For the same reasons, I would find that the Service was substantially justified in not preparing an Environmental Impact Statement before renewing any grazing permits.3 Basing its decision on the Service’s purported failure to comply with the Refuge Act, the majority does not address the Service’s responsibility under NEPA. If it had, it would have needed to explain our decisions in which we have held that the government need not prepare an EIS for ongoing programs unless they “rise to the level of major federal actions .... ” Upper Snake River Chapter of Trout Unlimited v. Hodel, 921 F.2d 232, 236 n. 3 (9th Cir.1990) (periodic adjustments of water flow are part of ongoing operation of dam); see also Burbank Anti-Noise Group v. Goldschmidt, 623 F.2d 115, 116 (9th Cir.1980), cert. denied, 450 U.S. 965, 101 S.Ct. 1481, 67 L.Ed.2d 614 (1981) (holding that an EIS is not required when “the proposed federal action will effect no change in the status quo.”). The Service was justified in relying on our precedents. The majority fails to explain why our rationale for not requiring an EIS for ongoing operations under NEPA does not also apply to the compatibility analysis required by the Refuge Act.4

On the basis of a single memorandum, without benefit of trial, the majority confidently holds that the Service has breached its duty. I am troubled by the perverse incentives created by this holding and the adverse consequences it will have beyond this case. The majority tells all government agencies that if they discover a problem- with one of their programs,- they should never discuss it openly and frankly. If one member of an agency expresses an opinion, and the government does not immediately adopt his position, a court may later find that the agency illegally “disregarded” his advice. That is not and should not be the law.

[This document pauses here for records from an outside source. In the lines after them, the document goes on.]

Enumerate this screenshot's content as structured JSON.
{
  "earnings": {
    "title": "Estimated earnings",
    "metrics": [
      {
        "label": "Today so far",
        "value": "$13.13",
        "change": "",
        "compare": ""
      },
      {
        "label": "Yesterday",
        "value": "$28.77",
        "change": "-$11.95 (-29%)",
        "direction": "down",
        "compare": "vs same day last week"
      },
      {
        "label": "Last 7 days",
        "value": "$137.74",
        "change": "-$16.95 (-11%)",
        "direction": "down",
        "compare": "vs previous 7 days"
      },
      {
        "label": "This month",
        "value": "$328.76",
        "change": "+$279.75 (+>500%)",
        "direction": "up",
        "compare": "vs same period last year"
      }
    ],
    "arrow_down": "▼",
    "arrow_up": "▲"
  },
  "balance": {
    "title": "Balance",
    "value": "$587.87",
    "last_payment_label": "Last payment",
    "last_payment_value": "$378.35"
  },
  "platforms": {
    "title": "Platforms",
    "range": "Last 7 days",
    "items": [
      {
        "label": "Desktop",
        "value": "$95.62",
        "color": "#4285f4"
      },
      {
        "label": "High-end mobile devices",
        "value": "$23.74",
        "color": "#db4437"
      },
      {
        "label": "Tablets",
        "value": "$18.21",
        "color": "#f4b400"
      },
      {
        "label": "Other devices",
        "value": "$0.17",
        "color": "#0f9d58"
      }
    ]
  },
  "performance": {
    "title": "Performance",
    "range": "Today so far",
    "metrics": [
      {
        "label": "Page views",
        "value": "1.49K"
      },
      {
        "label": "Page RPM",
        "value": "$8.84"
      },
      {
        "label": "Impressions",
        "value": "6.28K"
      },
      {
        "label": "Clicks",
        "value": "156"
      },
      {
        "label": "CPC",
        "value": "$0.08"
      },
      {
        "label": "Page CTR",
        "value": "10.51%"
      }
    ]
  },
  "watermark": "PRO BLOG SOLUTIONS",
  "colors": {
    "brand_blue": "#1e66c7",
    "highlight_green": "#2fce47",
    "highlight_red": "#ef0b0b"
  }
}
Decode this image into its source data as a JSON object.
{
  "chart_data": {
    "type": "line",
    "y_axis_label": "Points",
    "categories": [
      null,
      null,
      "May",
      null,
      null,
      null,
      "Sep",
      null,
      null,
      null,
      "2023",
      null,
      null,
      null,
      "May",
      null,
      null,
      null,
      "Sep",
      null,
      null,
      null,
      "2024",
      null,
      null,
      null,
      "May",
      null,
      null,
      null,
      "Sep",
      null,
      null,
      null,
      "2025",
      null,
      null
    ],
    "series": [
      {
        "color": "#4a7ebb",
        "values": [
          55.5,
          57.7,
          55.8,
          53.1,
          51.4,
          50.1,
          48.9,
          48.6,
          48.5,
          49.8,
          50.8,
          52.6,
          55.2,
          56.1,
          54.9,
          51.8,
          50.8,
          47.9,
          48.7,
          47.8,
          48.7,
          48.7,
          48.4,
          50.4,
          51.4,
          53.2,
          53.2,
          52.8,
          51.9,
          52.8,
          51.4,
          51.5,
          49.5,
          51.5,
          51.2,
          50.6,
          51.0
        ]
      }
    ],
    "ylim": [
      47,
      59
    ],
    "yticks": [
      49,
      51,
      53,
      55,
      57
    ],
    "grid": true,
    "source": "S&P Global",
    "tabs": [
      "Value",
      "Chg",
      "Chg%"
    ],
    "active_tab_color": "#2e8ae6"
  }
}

The district court found that the Service’s actions were substantially justified. I would affirm the district court’s sound judgment.

. 16 U.S.C. § 668dd (1988).

. The district court did not explicitly find that the Service's underlying actions were substantially justified. However, its finding that the Service had "identified a problem with grazing on the refuge and was responding appropriately” suggests that it found both the Service's actions and its litigation strategy substantially justified.

. The National Environmental Policy Act, 42 U.S.C. §§ 4321-4361 (1988), requires government agencies to prepare an EIS before undertaking major projects affecting the environment. Id. at § 4432(C).

.The court's holding, with which I agree, that' the Wilderness Society is a "prevailing party” does not imply that the Service violated the Refuge Act or NEPA. It merely means that the Wilderness Society's suit was not "frivolous, unreasonable or groundless.” Sablan v. Department of Finance, 856 F.2d 1317, 1327 (9th Cir.1988) (quotations omitted).